The publication is based on the project “Reverse Collection History” and is the result of a two-year collaboration between researchers from Cameroon and Germany and curators from 45 German museums. Co-initiated by Gouaffo, the study strives to convey the history of the expropriation and give voice to the dispossessed while also seeking to re-connect the country with its own cultural heritage. Gouaffo’s research consequently speaks to the heart of the current debates on the handling of colonial artefacts. In recent years, German provenance research has received important impetus, not least through the demands made by civil society initiatives in the former colonies. Negotiations on the restitution of the Benin bronzes, and their subsequent return to Nigeria in 2022, eventually triggered a far-reaching process of institutional reflection and close examination of the colonial possessions in German museums.
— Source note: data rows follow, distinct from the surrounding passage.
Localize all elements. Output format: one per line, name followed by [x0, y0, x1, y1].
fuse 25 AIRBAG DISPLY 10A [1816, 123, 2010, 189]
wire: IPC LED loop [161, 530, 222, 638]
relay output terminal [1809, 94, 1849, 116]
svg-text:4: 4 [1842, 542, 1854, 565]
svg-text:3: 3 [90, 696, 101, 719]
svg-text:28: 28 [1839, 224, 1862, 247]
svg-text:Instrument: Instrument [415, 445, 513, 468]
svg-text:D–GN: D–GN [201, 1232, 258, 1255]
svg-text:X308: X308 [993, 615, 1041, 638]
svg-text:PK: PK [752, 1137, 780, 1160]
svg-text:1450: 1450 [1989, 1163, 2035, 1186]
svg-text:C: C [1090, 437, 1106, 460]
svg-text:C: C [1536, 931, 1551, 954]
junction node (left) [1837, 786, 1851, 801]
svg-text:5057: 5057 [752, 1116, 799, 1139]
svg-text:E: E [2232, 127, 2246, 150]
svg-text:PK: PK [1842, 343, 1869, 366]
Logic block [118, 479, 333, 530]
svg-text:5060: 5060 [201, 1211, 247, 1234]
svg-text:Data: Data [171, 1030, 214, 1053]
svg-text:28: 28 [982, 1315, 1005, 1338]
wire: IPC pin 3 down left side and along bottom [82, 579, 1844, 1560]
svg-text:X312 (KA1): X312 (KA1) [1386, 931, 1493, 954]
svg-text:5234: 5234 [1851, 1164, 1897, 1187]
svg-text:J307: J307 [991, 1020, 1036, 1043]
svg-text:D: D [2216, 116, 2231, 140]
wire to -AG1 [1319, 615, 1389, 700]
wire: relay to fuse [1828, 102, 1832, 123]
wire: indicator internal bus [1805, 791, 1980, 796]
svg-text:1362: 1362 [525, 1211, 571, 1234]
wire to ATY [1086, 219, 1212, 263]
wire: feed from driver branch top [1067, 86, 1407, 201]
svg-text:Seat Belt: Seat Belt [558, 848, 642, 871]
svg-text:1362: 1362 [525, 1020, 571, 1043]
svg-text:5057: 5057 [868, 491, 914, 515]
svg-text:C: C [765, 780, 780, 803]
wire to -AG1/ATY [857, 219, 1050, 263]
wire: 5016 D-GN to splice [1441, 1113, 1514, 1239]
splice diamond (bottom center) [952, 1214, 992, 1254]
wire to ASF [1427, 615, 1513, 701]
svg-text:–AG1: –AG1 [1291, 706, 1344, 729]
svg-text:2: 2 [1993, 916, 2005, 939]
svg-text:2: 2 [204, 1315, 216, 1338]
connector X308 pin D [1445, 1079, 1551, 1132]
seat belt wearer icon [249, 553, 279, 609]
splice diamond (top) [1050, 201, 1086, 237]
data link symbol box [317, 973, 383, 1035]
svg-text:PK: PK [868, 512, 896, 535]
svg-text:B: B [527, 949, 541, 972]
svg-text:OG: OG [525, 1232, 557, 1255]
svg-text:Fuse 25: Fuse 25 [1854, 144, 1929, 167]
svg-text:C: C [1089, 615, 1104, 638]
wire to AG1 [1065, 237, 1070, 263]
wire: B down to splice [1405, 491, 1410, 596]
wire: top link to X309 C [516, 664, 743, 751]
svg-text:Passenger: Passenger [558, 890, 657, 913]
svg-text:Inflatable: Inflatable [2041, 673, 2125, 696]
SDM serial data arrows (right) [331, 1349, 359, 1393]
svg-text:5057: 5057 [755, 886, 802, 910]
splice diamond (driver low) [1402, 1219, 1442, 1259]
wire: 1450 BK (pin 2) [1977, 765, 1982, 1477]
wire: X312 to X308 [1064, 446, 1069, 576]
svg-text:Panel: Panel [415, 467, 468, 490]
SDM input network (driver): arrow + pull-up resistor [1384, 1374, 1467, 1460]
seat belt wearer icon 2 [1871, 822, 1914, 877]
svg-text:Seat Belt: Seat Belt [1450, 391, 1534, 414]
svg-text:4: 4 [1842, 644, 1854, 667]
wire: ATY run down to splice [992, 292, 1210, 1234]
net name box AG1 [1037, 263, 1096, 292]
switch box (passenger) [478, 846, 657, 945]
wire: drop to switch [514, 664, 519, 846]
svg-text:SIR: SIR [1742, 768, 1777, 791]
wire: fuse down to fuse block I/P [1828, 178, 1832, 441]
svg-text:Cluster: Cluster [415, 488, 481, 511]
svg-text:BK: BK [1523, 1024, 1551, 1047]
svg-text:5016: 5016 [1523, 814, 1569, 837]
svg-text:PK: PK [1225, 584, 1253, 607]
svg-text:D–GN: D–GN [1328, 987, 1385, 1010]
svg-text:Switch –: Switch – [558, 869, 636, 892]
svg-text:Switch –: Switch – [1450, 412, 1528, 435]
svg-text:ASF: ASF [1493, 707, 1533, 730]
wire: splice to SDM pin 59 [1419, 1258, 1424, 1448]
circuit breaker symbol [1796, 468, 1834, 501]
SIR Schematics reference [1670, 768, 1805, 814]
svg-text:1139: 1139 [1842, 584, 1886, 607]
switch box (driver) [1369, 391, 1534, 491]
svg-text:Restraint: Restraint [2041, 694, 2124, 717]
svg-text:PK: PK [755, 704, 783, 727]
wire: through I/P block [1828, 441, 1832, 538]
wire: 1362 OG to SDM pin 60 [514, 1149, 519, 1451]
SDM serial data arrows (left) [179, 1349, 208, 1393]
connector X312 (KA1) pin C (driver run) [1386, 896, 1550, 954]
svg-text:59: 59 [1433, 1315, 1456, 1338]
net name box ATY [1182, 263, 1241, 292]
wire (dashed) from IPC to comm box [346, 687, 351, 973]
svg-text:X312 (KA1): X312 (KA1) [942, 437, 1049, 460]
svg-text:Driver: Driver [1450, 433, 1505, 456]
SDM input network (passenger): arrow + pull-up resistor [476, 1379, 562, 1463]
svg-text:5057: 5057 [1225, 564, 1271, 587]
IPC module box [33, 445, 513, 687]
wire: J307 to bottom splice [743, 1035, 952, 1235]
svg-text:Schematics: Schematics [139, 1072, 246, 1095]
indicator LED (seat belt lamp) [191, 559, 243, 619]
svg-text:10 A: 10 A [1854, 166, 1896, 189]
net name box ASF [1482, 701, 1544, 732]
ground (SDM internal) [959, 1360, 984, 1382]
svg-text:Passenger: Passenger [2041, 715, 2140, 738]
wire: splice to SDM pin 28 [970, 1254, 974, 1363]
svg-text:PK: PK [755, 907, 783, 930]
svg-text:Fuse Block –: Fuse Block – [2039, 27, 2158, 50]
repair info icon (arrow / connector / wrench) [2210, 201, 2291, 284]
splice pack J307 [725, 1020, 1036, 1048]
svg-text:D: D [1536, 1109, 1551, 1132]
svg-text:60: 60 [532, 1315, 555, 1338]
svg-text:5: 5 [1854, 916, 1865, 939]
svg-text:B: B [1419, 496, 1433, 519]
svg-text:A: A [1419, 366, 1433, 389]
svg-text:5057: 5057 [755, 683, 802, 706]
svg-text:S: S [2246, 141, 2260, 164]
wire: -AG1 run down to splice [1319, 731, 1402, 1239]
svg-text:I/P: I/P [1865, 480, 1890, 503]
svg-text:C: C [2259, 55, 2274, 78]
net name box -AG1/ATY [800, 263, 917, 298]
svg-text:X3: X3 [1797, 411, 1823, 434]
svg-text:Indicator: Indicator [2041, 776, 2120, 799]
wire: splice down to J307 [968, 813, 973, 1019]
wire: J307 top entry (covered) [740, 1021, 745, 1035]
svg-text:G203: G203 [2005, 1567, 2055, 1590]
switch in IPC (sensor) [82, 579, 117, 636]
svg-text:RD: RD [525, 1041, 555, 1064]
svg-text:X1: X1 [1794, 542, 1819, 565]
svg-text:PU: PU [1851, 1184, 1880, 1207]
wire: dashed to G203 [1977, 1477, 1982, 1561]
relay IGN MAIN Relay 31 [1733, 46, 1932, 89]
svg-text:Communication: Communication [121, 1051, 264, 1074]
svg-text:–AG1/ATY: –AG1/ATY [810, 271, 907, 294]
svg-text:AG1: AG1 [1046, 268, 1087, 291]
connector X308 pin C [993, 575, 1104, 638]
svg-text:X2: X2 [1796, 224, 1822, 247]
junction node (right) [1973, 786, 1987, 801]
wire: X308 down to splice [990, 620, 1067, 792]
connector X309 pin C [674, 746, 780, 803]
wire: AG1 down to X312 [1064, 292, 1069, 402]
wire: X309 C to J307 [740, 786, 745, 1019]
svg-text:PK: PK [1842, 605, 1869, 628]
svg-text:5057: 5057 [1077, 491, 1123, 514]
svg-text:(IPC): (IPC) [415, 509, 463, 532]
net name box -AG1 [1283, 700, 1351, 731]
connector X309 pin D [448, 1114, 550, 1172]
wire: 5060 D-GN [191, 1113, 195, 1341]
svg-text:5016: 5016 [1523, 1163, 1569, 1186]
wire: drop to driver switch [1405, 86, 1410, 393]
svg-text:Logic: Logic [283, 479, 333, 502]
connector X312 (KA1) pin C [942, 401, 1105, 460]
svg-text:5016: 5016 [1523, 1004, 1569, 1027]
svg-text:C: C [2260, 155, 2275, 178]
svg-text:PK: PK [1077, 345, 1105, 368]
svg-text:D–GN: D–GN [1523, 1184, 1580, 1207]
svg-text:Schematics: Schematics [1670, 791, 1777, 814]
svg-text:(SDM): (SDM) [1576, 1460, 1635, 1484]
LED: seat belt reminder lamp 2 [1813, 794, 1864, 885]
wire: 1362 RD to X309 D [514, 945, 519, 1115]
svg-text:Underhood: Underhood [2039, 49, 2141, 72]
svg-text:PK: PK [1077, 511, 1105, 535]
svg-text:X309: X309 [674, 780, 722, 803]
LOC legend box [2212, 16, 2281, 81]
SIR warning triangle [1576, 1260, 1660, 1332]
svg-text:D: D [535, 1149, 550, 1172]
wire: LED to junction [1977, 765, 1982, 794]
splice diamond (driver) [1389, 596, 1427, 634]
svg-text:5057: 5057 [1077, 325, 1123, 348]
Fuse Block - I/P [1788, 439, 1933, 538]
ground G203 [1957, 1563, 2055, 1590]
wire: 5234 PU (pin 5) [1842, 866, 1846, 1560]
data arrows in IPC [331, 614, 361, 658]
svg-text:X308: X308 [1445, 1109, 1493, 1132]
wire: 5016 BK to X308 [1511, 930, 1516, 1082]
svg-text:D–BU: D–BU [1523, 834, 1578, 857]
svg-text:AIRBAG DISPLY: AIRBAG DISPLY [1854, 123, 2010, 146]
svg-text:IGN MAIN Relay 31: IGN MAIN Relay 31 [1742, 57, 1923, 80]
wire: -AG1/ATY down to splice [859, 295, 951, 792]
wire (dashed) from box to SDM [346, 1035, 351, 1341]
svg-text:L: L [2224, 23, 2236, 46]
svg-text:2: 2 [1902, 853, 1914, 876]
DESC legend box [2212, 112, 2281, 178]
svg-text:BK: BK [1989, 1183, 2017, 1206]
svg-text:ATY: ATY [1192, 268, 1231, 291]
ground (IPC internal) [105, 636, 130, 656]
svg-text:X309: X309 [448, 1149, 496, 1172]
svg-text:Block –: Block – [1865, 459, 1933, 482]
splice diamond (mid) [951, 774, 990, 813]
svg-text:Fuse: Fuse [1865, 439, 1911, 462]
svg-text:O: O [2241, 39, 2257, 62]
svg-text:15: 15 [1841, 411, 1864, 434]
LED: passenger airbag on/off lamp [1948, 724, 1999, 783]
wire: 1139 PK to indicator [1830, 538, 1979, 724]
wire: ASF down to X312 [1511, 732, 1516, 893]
“Young Germans have access and learn from the cultural property of their own forefathers. By the same token, this privilege cannot be withheld from the young people of Africa.”
Albert Gouaffo, Professor of German literature and culture at the University of Dschang, Cameroon

Gouaffo and Savoy’s research project is a further important step in the decolonialisation of German museums. For Gouaffo, critical awareness begins with the presentation of artefacts and their naming. Even the verb “to collect” is a euphemistic term for the violent appropriation within the colonial context. “The term suggests that the objects were freely available and you only had to take them”, stressed Gouaffo. The word “objects” is also inadequate, he noted. The cultural assets that are stored in German museums – ranging from textiles to ritual masks all the way to manuscripts and tools – are not passive artefacts, but rather expressions of social interaction or even constitute the heart of communal life. They have a presence, an “agency”, in Cameroonian culture and as such must be embedded in social contexts. 

Illustration: Anzahl der Objekte aus Kamerun in öffentlichen Museen weltweit
Number of objects from Cameroon in public museums worldwide

Gouaffo’s research has also influenced the politics of memory and the process of coming to terms with the past in Cameroon. For example, an inter-ministerial committee on the repatriation of Cameroonian cultural assets that were illegally taken abroad was established on 25 January 2023. Again, the “Atlas of Absence” comes at just the right time. It provides an important basis for clarifying ownership. But above all, Gouaffo wants to jump-start a dialogue about new opportunities for cooperation: “In the case of Cameroon and Germany, we should collaboratively negotiate the conditions for the repatriation of some of these cultural assets. This would also offer an opportunity to re-imagine our bilateral relations.”